User Authentication with JumpCloud

Our JumpCloud authentication authority lets you log users in at the agent with your existing JumpCloud tenant. Using JumpCloud with Enclave means you can:

  • Use any MFA mechanism supported by JumpCloud for authentication.
  • Apply JumpCloud Conditional Access Policies to user logins.
  • Require JumpCloud-enrolled device membership as well as Enclave enrollment for machine identity.

Create the JumpCloud SSO Application

The first step is to login to your JumpCloud admin console, and select SSO Applications from the left-hand menu.

Then click Add New Application. You will be presented with a screen of "Featured Applications", but you should select Custom Application.

New custom app

When asked to select the features to enable for the application, select Manage Single Sign-On, and choose Configure SSO with OIDC:

Select SSO and OIDC

On the next screen, provide a display name for this application ('Enclave', for example), and optionally use this image file as a logo for the application.

Untick the Show in User Portal option, to avoid confusing users, since they cannot initiate login to the Enclave Agent from within the JumpCloud portal.

General Settings

Continue to configure the application within JumpCloud, and set up the OpenID Connect Configuration. Set the following values in the SSO tab:
Grant Type Enable Refresh Token
Redirect URIs Specify two URIs:
- http://localhost:45719/
- enclave-app://agent-auth
Client Authentication Type Select Public (None PKCE)
Login URL Set to https://enclave.io; this value is never actually used, since the app isn't shown in the user portal
Attribute Mapping Enable the Email and Profile standard scopes

OIDC Options

Once you press Activate, you will be given a Client ID. Copy this, because you will need it to create your Trust Requirement.

The Client ID

Creating your Trust Requirement

Now we have all the JumpCloud configuration set up, we can create our Enclave Trust Requirement.

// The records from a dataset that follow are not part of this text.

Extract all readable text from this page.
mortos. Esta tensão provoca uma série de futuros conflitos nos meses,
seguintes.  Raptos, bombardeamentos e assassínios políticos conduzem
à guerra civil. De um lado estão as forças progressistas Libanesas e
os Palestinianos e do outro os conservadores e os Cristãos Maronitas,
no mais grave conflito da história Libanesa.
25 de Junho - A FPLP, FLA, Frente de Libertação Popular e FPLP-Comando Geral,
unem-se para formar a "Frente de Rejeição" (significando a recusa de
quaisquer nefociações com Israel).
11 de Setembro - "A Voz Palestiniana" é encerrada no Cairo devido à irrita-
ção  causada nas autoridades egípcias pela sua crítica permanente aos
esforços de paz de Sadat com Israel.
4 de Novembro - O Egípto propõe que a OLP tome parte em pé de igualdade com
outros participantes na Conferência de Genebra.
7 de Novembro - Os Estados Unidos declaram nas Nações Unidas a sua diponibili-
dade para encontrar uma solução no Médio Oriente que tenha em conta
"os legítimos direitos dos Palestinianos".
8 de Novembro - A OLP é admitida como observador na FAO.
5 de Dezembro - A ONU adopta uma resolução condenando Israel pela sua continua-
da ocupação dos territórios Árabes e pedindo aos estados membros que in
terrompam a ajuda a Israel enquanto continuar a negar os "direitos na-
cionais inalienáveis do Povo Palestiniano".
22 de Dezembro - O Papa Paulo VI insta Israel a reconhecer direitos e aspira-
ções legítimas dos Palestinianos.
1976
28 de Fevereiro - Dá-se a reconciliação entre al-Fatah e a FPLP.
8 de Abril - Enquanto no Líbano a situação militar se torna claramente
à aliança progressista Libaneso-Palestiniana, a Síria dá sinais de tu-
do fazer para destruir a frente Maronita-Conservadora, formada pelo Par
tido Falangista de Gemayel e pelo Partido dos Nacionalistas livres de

When defining a new User Authentication Trust Requirement in the Enclave Portal, select JumpCloud from the Authority dropdown, and provide the Client ID you collected in the previous step.

JumpCloud Trust Requirement

Once you press Save you can start using your JumpCloud Trust Requirement in an Enclave Policy. Your users will then be prompted to login and will be sent to your JumpCloud tenant for authentication.